The classically styled facade of red brickwork with white strings and arches features a central round-arched portico with low-arched openings on either side, forming a brick balustraded verandah to the left, and an office to the right. A front ramp for wheelchair access is a recent addition.

At the front the building rests on shallow brick foundations, but as the land slopes away towards the rear these are replaced by timber stumps.

Above the public hall is a long gabled roof of corrugated iron with tall galvanised ventilators along the crown.

The office section has a hipped roof, also iron covered, with a steeply pitched pediment over the entrance portico. The pediment is infilled with imitation half-timbering.
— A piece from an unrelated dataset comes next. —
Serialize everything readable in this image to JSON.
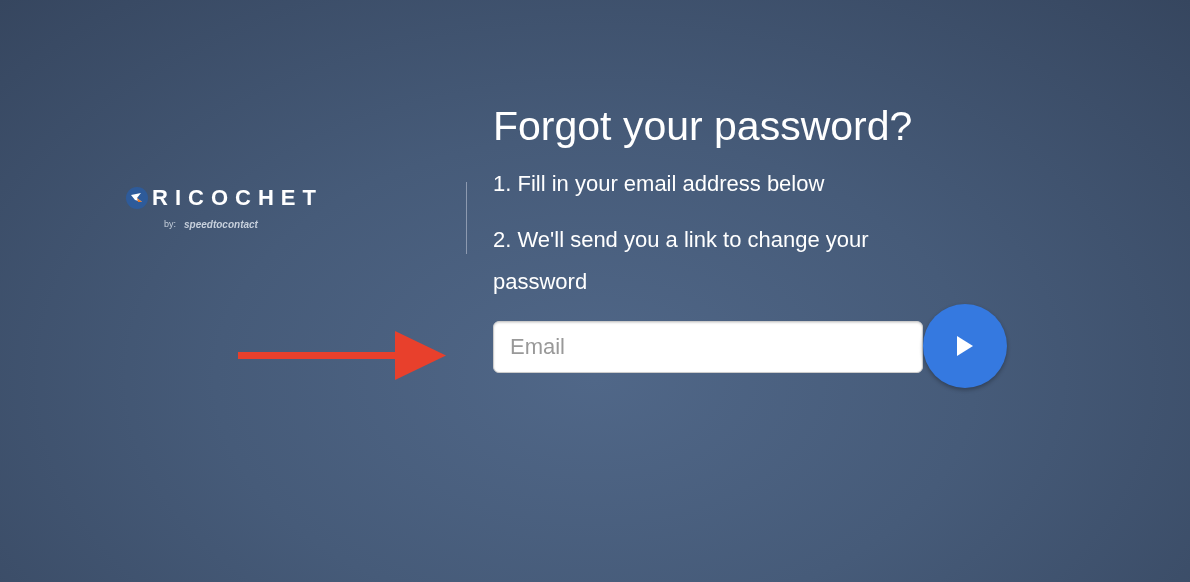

The site includes a sizeable area of land to the rear which has been utilised as a works depot housing a number of sheds and equipment. The ground facing Sandgate Road to the south of the hall has been asphalted and fenced with wire mesh. There are no visible remains of any landscaping.

== Heritage listing ==
Toombul Shire Hall (former) was listed on the Queensland Heritage Register on 21 October 1992 having satisfied the following criteria.

The place is important in demonstrating the evolution or pattern of Queensland's history.

The former Toombul Shire Hall, erected in 1891, is significant historically for its association with the work of the Toombul Divisional Board and Toombul Shire Council for over 3 decades, and is significant as a late 19th century expression of local authority status within a Queensland community.

The place demonstrates rare, uncommon or endangered aspects of Queensland's cultural heritage.

It is the only surviving, non-masonry shire hall retained by the Brisbane City Council.

The place is important in demonstrating the principal characteristics of a particular class of cultural places.

The building remains substantially intact, and is an excellent example of 19th century, timber-framed, municipal hall construction in Queensland. The gradation in materials from brick facade to timber-clad front offices to galvanised iron hall, remains an evocative illustration of the tight financial budgets under which most Queensland divisional boards operated.

The place is important because of its aesthetic significance.

The place is important for its landmark quality and aesthetic and historic contribution to the Nundah townscape.

The place has a special association with the life or work of a particular person, group or organisation of importance in Queensland's history.

The former Toombul Shire Hall, erected in 1891, is significant historically for its association with the work of the Toombul Divisional Board and Toombul Shire Council for over 3 decades, and is significant as a late 19th century expression of local authority status within a Queensland community.